La storia di quella ragazzina e di quell’uomo sono raccontate oggi in un libro, Sola con te in un futuro aprile (Fandango) scritto da Margherita Asta con Michela Gargiulo. Un mémoir in prima persona dove uno dei due protagonisti, Margherita, ricostruisce il suo progressivo e doloroso avvicinamento alla verità di questo doppio dramma. E insieme racconta e omaggia il co-protgonista Palermo: non più odiato ma, al contrario, celebrato come l’acuto investigatore che fin dalle sue prime indagini trentine aveva intuito i legami fra criminalità e politica. Una verità suggerita dalla sentenza finale per la strage di Pizzolungo dove si legge: “L’attentato diretto contro il dottor Carlo Palermo costituisce l’ennesima azione terroristica di Cosa nostra contro un magistrato che osava sfidarla così come aveva sfidato in precedenza i poteri forti, subendone pesanti ritorsioni. Non è escluso che con la soppressione di Carlo Palermo il vertice siciliano di Cosa nostra pensasse di rendere un favore non solo a se stesso”.

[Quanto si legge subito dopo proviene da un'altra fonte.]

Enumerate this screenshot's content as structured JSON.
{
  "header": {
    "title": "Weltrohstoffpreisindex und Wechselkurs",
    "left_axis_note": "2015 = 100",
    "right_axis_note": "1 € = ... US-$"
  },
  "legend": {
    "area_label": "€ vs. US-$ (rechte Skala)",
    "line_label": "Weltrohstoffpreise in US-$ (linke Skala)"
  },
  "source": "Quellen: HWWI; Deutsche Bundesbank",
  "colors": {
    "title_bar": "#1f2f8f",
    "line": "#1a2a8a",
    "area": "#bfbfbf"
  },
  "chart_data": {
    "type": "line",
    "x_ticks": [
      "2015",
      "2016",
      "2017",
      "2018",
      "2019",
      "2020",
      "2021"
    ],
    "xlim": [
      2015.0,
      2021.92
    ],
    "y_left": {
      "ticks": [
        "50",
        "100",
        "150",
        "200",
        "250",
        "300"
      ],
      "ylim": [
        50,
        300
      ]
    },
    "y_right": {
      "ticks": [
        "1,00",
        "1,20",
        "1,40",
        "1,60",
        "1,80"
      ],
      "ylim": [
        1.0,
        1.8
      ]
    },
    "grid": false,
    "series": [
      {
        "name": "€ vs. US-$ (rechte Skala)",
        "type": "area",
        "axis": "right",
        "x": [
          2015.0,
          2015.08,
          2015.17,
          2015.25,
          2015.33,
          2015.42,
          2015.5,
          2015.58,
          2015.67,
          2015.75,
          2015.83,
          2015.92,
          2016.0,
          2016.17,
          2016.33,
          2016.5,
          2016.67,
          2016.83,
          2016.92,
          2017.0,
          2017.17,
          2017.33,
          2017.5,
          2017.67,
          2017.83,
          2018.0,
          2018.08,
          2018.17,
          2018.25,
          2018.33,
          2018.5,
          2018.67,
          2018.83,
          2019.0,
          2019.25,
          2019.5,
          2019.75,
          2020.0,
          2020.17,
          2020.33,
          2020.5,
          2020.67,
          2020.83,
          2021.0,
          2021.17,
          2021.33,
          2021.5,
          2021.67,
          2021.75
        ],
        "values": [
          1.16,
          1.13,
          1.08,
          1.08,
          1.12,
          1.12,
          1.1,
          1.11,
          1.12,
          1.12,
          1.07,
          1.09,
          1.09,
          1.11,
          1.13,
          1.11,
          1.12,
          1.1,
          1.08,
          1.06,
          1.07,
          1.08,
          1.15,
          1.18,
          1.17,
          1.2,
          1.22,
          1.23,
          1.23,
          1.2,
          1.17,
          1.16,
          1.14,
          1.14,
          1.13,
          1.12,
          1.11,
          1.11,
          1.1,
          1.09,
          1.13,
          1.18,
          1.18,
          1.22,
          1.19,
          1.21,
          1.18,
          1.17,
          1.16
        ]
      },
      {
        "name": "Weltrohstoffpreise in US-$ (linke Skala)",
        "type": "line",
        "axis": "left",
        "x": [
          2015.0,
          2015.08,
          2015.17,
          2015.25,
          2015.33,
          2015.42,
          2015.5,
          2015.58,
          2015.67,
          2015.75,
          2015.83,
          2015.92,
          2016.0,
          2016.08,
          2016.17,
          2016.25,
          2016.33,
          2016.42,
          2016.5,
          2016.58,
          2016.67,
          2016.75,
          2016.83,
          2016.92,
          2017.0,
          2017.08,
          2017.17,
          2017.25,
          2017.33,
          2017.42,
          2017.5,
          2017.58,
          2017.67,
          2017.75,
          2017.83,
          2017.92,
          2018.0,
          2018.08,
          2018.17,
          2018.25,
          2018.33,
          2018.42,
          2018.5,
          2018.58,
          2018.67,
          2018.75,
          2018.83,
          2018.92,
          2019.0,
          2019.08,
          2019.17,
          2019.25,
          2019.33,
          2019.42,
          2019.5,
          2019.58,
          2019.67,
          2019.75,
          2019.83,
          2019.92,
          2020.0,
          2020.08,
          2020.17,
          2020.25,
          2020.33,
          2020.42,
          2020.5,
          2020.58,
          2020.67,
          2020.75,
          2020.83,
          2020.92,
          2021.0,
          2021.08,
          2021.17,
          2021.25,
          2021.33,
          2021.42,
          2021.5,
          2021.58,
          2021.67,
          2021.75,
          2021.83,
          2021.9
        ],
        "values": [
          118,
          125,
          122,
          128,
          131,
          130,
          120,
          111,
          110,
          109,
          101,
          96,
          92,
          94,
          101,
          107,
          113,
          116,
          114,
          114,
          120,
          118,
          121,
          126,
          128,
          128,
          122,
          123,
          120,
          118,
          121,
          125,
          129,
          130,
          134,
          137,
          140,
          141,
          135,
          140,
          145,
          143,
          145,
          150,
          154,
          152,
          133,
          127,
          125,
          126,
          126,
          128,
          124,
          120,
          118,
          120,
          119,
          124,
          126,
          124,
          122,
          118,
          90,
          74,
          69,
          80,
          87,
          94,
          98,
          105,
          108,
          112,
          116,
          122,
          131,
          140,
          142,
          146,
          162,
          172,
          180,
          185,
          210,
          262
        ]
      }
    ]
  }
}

Il libro è il racconto di una ragazza determinata e di un uomo (lasciato) solo. Ma anche la cronaca ragionata di vent’anni di mafia: attentati e processi, morti eccellenti (Giangiacomo Ciaccio Montalto, Rocco Chinnici, Giovanni Falcone, Paolo Borsellino, Mauro Rostagno), maxi processi, sentenze non sempre esemplari. Nomi di mafiosi che ricorrono da una strage all’altra, da un processo all’altro. Alcuni catturati (Totò Riina), altri pentiti (Giovanni Brusca). Tutti, in qualche modo, collegati a quella lontana strage e a quel giudice scomodo. Anzi, ex giudice, perché dopo un breve e difficile periodo al Ministero della Giustizia, Carlo Palermo lasciò la magistratura. Margherita, che da anni collabora con l’associazione Libera, grazie a Don Luigi Ciotti è riuscita finalmente a incontrarlo solo pochi anni fa, a Trento. E l’ha ritrovato inaspettatamente al suo fianco a Trapani a una manifestazione contro la realizzazione di uno stabilimento balneare nel luogo della strage. “Quando arriva il momento del silenzio per onorare il vostro ricordo” scrive Margherita rivolgendosi idealmente ai suoi cari “sento una mano che cerca la mia. Nell’istante esatto in cui torno bambina a cercare mia madre, dentro quelle stanze piene di gente, questa volta ho trovato la mano del giudice Carlo Palermo”. Lui stretto nel suo impermeabile e lo sguardo triste, lei con gli occhiali da sole per nascondere le lacrime. “Un pezzo che ritorna al suo posto dopo tanto tempo”.